Thrill seekers and paranormal enthusiasts who have attempted to break into Nevada’s infamous Area 51 have almost all certainly been thwarted by armed men dressed in camouflage behind the wheel of a white unmarked pick-up truck.
These armed government contractors, dubbed “Cammo Dudes” by Area 51 aficionados because of their military-style workwear, are shrouded in nearly as much secrecy as the 38,400-acre military testing site they protect.
The security guards who patrol the periphery of the Nellis Air Force Base that surrounds Area 51 made a rare appearance in a video that surfaced this week showing two of the officers pull guns on a pair of trespassing dirt bikers.
“Put your f—ing hands up,” one of the gun-wielding guards yells at the bikers. “I am not going to tell you again!”
The video shows the officers kick the men off the base and threaten them with trespassing charges from the nearest law enforcement agency, the Lincoln County Sheriff’s Department.
Nearly all the trespassers at the Nellis Air Force Base are curious about the conspiracy theories that surround Area 51, which lies up to 10 miles within the base’s border.
“They’re there for pretty much one reason,” Lincoln County Sheriff Kerry Lee told the Daily News. “This is the middle of nowhere. It’s the middle of the desert. I see very few (trespasses) that are accidents,” he said.
The top secret site has been the subject of decades-old conspiracies about alien autopsies and UFO storage. According to CIA, however, who formally acknowledged the base’s existence in 2013, it is a U.S. spy plane testing site.
The guards who patrol the site are alerted to intruders by sensors on the dirt roads and are authorized to detain them until sheriff’s deputies arrive. Roughly two to three people break into the area a month and get a $500 citation, Lee says.
“Honestly, they’re like security any place else,” Lee said. “Their job is to keep people from trespassing to the facility.”
But in some ways the top-secret area they protect makes their job unlike any else.
For one, some of these Department of Defense contractors commute to work by an umarked “Janet” airline that departs from a guarded airport on the Las Vegas strip. The flight takes them to the Mojave Desert site, located roughly 150 miles north of Sin City.
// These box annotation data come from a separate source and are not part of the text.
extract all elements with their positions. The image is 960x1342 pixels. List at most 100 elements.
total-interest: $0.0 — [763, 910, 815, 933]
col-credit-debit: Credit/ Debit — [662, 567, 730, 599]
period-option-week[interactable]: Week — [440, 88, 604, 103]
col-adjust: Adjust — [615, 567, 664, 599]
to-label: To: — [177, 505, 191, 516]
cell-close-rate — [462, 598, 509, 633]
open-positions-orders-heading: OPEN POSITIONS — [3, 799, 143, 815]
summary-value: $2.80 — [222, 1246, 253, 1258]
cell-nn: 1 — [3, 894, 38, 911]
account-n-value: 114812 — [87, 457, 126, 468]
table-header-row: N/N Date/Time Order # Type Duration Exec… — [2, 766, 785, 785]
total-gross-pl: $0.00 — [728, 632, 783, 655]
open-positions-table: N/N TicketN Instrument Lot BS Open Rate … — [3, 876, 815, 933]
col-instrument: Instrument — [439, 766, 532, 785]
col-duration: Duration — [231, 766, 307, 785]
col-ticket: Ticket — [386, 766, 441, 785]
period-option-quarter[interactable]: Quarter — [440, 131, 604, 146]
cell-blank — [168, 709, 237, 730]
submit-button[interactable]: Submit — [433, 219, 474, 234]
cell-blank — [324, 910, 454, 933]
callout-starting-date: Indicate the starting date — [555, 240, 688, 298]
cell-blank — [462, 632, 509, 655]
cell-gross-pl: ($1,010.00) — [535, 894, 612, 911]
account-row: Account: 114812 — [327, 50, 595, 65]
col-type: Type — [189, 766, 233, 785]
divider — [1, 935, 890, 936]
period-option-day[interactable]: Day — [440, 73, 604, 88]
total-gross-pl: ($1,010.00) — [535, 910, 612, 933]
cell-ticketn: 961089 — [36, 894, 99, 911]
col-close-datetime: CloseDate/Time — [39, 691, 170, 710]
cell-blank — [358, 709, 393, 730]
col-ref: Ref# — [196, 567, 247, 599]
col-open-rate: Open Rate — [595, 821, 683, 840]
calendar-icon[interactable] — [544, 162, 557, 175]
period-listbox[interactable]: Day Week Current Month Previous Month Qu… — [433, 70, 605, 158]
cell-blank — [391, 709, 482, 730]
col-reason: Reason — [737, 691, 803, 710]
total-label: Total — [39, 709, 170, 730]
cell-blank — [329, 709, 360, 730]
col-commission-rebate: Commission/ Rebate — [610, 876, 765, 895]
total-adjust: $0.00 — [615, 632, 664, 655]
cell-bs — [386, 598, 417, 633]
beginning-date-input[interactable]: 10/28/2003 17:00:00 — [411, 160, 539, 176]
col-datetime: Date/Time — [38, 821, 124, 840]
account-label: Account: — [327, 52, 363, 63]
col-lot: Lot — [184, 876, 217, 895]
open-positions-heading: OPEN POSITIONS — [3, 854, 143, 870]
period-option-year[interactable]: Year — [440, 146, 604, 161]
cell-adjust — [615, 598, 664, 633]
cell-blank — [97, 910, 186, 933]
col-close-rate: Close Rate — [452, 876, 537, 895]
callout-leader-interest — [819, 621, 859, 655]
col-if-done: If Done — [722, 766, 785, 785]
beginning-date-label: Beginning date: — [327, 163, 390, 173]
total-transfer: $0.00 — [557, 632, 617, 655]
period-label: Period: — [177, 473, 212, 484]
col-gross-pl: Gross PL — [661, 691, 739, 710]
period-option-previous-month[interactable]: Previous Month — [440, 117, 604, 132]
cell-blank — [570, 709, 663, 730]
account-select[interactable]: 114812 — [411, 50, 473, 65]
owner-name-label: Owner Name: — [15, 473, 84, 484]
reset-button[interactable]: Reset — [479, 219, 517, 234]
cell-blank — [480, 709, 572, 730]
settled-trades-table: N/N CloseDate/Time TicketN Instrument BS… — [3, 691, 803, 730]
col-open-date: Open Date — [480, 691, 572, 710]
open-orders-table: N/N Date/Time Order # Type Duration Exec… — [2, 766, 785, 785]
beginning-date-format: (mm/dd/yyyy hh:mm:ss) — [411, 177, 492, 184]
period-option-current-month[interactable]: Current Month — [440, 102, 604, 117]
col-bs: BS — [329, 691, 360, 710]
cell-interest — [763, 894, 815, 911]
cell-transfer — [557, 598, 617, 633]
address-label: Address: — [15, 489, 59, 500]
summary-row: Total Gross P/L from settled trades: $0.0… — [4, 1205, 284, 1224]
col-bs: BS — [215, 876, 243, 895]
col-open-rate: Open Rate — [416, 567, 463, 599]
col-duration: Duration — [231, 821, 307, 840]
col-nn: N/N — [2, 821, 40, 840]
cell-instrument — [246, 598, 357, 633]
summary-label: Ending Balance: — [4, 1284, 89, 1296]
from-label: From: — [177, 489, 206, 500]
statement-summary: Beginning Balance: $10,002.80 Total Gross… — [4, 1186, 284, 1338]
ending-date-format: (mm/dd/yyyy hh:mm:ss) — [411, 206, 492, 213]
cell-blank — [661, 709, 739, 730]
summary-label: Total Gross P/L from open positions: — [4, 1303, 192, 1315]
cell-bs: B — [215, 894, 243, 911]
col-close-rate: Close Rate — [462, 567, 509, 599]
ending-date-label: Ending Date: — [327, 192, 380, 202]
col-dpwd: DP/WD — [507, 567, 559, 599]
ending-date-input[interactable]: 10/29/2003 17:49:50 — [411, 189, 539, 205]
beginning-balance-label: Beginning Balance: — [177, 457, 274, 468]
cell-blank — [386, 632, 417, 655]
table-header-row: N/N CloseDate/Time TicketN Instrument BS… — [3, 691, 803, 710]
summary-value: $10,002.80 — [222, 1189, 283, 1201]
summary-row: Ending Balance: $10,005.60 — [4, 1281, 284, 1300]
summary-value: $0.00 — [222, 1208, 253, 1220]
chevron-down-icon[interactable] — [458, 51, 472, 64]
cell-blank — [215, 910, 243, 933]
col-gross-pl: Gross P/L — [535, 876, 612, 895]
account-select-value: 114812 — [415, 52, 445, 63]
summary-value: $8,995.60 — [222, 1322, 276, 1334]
Some of the guards commute in from rural Rachel or Alamo, Nev., the nearest towns to the Air Force base.
The security workers not only protect the military testing site by patrolling its border, but they reportedly never disclose where they work, instead referring to the site as “nowhere” or “out of town,” according to a 2001 Las Vegas Review-Journal story about a security guard strike.
They also take measures to conceal their own identity when they encounter intruders on the remote site.
“The guards usually keep their distance and tend to be camera-shy to protect their identities,” Peter Merlin, an Area 51 researcher, told the Daily News.
Signs at the entrance to the Air Force base give the “Camo Dudes” authorization to use deadly force on trespassers, according to some who have attempted to break into the mysterious base.
“According to signs at the border, use of deadly force is authorized. They can shoot you,” Glenn Campbell, who lived near and researched Area 51 for 10 years in an attempt to spot extraterrestrial activity. He never saw a UFO, but he caught sight of the “Cammo Dudes” on the occasions he entered the base, Campbell said.
The spokesperson for the Department of Defense would not comment or confirm the contractor who employs the security guards. As of 2002, they were employed by URS Corporation, which was acquired by AECOM in 2014.
A spokesperson for AECOM, a global infrastructure firm, would not confirm whether they employed the officers.